Freight volumes at U.S. ports surged in March and April as companies scrambled to front run tariffs but collapsed in May, reflecting the temporary spike in tariffs to 145% on goods imported from China (subsequently relaxed to 30%). While ports reported volumes monthly, we’re already seeing U.S. rail volumes – which are reported weekly – starting to recover, albeit slowly. This recovery will continue based on the surge in the bookings for container ships from China to the United States, which began to rebound in mid-May after tariffs were relaxed but take roughly four weeks to arrive.

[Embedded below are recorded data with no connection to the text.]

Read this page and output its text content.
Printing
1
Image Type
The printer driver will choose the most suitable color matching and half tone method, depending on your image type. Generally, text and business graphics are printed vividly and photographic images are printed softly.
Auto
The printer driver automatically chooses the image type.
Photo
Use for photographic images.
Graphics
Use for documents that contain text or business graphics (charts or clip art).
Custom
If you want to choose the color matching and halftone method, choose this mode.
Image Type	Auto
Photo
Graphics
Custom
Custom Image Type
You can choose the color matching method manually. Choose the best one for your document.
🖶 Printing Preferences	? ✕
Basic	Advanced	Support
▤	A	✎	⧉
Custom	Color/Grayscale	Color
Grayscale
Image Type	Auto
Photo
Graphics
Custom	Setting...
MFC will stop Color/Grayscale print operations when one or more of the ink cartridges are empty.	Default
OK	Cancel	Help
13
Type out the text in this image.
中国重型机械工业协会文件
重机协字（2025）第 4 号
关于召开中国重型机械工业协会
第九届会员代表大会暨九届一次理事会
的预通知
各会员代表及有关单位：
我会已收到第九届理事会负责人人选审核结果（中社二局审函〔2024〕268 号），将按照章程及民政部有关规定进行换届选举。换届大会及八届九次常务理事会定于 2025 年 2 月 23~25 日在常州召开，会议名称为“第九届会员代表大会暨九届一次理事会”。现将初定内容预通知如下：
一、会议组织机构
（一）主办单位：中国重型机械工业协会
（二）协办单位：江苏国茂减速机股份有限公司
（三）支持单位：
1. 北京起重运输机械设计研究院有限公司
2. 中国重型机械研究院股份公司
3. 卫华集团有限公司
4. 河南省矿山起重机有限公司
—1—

With turbulence likely as the ripple in freight becomes more apparent in other economic data in the coming months, we recommend buckling up. More importantly, those ripples will likely make for more big swings in economic data released during July, August, and beyond. Given the short-term distortions in the economic data, we’d also advise against extrapolating based on that data. It’s best to zoom out and take a somewhat longer view until there’s more clarity on trade policy. For now, the true underlying trends likely aren’t as bad nor as good they currently appear depending on what economic variable you’re looking at.
Bottom line
The U.S. remains in a ‘muddle-through’ environment—where growth is slowing but not stalling—and we expect the Fed to stay in ‘wait & see’ mode for now. We also anticipate economic data will continue to jostle about due to tariffs—replete with air pockets as demand normalizes following accelerated purchases in the early spring when consumers and businesses attempted to front-run tariffs.